On finally becoming an Academician, he gained access to an exclusive club which gave him the benefits of displaying his works publicly each year, without the irksome need to submit them for approval by a selection committee.
The Royal Academy had great influence, and its annual exhibition was the culmination of a year’s work by its members, and held much sway.
During the hanging of the Royal Academy exhibition in
1831, Turner and artist John Constable came into conflict.
Both extremely competitive, they regularly schemed against each other, often descending into pettiness and childish insults.
Constable was overjoyed when Turner, ‘the genius’, had an unsuccessful exhibition.
The art critic from The Times compared Turner’s work to ‘soapsuds and whitewash’, while another titled them ‘pictures of nothing’.

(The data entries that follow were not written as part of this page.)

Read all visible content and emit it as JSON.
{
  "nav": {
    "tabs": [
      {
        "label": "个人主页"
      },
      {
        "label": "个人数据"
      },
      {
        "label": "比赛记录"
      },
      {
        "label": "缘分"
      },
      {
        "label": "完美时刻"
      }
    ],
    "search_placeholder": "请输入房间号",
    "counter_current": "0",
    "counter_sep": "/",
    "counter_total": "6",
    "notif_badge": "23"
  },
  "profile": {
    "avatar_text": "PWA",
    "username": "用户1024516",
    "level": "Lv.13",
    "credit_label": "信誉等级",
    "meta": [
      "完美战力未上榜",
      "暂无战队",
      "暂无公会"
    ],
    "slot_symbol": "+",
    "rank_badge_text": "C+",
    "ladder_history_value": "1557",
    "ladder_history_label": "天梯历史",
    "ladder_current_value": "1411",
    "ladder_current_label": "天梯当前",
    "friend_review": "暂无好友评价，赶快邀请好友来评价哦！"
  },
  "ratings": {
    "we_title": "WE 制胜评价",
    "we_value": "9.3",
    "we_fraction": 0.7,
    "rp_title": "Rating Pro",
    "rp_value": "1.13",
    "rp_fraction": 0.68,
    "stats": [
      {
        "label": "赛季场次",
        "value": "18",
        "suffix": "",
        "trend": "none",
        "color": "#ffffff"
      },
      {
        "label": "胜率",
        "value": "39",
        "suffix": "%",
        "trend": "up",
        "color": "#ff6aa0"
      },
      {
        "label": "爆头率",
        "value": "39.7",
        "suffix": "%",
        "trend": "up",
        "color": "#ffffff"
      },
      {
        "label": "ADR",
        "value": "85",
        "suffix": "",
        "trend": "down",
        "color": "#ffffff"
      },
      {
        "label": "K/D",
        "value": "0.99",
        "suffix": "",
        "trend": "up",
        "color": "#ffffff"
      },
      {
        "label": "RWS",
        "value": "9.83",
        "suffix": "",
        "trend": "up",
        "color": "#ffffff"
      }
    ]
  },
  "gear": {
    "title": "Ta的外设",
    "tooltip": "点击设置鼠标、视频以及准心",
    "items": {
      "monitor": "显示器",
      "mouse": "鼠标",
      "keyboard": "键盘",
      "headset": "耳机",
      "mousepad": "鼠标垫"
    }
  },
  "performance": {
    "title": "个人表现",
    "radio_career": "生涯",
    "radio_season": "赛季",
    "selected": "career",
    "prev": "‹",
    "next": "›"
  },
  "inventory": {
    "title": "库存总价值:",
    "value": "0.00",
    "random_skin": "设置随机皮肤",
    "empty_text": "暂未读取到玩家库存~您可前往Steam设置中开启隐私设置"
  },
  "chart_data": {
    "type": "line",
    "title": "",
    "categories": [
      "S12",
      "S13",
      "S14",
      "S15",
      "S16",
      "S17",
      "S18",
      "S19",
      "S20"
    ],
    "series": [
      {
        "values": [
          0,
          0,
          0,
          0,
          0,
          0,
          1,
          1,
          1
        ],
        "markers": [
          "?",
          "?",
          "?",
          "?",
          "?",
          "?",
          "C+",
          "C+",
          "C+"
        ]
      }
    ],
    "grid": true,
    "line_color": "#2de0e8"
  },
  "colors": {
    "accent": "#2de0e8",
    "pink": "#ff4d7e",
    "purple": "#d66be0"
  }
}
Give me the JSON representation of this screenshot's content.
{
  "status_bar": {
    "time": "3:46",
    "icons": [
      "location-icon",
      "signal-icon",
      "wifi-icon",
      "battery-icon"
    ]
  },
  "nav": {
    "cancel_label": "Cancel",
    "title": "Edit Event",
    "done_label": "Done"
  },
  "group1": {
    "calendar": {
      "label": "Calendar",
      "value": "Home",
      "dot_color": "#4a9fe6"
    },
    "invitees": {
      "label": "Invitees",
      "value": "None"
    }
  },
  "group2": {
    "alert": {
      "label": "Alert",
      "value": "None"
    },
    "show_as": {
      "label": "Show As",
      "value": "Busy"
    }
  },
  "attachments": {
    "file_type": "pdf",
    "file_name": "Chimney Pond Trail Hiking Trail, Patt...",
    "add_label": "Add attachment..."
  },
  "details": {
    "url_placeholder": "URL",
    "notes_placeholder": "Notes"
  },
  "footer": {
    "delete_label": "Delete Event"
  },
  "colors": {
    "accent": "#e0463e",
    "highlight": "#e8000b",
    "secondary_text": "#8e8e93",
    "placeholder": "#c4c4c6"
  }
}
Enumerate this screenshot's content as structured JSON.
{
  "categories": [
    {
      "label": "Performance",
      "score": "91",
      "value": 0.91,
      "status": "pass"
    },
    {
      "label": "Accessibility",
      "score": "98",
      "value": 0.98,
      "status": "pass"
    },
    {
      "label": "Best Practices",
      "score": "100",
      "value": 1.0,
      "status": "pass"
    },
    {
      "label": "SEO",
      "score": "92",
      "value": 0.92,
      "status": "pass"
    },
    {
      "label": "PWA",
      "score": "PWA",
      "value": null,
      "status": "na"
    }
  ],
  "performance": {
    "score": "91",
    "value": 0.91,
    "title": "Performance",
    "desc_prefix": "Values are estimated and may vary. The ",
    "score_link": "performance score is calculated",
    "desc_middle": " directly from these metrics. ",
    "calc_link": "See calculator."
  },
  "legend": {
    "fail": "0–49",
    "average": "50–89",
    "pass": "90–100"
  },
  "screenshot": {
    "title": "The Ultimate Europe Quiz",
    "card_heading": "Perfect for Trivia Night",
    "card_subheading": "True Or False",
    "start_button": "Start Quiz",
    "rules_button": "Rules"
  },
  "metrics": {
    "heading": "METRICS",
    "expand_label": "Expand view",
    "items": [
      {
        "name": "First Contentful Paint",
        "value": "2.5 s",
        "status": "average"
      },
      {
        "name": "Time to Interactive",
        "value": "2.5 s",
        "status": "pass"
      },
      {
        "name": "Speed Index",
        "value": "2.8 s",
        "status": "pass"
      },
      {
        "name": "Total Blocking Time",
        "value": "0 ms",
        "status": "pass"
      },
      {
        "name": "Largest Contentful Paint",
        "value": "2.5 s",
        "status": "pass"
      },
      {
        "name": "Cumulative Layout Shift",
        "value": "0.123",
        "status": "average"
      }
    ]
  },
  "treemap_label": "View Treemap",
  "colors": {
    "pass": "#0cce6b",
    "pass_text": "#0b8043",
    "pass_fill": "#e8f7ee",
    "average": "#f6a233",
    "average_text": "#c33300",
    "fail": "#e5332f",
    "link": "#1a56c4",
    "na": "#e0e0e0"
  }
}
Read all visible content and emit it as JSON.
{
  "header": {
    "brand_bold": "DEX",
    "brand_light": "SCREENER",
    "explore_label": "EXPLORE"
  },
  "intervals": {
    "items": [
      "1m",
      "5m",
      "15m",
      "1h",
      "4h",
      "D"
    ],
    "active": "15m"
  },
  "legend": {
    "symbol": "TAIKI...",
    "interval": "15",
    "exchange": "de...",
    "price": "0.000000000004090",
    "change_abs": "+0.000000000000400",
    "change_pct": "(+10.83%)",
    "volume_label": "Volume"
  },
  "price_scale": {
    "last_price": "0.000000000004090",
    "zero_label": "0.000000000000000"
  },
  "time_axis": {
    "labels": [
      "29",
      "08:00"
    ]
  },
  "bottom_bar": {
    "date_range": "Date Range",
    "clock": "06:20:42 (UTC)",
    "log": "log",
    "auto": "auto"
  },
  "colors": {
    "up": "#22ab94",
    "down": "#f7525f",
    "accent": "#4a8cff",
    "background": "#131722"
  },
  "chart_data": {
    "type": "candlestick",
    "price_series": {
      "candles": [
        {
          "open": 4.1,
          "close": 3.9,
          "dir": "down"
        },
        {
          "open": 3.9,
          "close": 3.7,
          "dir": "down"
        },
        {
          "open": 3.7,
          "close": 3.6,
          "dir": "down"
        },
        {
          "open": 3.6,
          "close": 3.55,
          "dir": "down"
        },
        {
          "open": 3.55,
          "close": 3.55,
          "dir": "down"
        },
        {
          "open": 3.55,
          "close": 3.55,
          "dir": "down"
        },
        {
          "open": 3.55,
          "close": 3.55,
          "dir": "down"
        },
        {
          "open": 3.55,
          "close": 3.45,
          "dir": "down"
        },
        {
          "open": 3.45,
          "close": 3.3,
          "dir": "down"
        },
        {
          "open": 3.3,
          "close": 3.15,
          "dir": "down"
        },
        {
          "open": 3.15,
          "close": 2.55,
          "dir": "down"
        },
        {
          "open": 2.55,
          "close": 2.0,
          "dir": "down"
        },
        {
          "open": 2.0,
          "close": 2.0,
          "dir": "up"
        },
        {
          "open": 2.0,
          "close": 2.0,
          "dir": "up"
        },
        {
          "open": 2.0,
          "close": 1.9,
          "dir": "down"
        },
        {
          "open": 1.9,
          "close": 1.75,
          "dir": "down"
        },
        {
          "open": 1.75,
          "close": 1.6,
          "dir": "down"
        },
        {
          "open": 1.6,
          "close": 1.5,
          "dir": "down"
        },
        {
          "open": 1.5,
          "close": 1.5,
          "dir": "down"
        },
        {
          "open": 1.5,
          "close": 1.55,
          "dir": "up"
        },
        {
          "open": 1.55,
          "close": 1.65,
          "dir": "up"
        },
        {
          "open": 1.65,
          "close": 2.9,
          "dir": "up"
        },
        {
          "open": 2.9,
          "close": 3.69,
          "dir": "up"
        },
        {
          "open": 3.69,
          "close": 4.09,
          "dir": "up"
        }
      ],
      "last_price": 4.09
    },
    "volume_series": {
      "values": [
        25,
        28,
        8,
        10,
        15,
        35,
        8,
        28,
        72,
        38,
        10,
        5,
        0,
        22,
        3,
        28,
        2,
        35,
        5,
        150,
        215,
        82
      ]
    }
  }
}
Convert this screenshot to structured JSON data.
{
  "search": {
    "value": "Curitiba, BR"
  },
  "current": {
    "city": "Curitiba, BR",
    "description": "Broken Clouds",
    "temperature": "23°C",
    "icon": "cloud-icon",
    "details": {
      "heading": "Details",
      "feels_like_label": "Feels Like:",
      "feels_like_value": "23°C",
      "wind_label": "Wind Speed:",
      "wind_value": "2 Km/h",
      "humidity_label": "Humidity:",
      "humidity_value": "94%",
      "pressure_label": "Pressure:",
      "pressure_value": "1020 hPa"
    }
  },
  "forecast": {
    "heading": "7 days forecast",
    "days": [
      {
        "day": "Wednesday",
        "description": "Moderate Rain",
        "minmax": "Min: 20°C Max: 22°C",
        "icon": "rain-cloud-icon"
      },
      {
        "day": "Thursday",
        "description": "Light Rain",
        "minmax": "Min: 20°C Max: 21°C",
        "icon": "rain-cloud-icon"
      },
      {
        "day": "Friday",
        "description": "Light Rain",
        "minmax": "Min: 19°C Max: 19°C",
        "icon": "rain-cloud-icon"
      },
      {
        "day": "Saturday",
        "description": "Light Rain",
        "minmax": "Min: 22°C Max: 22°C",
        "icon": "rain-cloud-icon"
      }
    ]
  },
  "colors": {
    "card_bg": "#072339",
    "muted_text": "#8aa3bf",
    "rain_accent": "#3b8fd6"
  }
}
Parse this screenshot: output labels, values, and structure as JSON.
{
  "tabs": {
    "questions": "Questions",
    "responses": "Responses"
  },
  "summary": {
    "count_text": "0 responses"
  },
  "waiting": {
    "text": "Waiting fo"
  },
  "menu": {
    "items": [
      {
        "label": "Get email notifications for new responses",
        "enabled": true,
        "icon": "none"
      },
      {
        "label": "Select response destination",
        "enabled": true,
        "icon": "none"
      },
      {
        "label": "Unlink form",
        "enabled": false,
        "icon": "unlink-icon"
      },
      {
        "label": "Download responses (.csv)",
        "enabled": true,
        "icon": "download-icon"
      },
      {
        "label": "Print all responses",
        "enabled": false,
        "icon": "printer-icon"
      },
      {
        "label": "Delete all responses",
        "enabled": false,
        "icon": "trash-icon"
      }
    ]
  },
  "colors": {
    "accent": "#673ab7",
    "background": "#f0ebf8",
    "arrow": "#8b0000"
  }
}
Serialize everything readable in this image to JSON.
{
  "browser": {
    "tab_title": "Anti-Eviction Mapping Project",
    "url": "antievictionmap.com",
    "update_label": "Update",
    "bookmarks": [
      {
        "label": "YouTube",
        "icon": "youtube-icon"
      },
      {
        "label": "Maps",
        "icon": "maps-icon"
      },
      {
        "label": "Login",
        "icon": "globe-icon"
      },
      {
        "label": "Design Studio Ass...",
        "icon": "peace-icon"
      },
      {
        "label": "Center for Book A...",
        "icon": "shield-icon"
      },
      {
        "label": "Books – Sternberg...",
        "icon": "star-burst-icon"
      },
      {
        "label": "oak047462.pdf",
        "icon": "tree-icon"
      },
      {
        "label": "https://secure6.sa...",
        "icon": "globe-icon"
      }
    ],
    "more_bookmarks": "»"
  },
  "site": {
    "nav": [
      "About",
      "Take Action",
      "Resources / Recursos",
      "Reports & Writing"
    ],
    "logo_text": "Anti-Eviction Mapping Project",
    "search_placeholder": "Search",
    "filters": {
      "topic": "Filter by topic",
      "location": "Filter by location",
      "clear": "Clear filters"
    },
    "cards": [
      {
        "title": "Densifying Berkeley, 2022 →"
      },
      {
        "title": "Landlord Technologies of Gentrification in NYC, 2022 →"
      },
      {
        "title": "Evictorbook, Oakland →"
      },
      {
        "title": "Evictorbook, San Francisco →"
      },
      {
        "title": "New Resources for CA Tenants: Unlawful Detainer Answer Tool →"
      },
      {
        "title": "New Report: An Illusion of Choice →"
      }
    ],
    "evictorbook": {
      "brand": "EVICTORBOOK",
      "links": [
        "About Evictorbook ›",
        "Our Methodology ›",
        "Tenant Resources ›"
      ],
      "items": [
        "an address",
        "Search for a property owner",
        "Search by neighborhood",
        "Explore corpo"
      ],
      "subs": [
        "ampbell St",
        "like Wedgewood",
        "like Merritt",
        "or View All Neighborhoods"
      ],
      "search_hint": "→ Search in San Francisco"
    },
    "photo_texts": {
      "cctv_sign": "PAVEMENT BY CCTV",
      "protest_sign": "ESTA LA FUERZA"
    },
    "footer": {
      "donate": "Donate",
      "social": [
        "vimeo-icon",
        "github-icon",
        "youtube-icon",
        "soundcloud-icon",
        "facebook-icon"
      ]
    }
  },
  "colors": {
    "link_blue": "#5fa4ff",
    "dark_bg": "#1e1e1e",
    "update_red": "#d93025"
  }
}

There was much sniggering at a pantomime skit in which a baker’s boy dropped a tray of yellow and red jam tarts on the floor, quickly put a frame around the mess, and sold it off as a Turner for £1,000.
Constable bitterly quoted that Turner’s technique was ‘extravagant and inattentive to detail’.
During the 1830s, Turner mostly submitted unfinished paintings to the annual Royal Academy exhibition, which he then hurriedly completed in the galleries after they were hung, during the time actually designated for varnishing.
Crowds would gather to see him at work. On one celebrated occasion, Turner strikingly painted a patch of red lead on his grey blue painting of the sea, in contrast to Constable’s bright hues of vermillion hanging next to it.
The next day he turned the bright red patch into a buoy, completing a remarkable picture, and a rather crestfallen
Constable was forced to declare that, ‘Turner has been here and fired a gun.’
He was reviled by Queen Victoria for his increasingly abstract works, but nonetheless chose to bequeath hundreds of his greatest works to the British nation, on a government agreement to house and display them in a designated museum – a promise reneged upon. Indisputably, he was the last of the Old Masters – and the first and most inspiring of the Modern Masters to follow.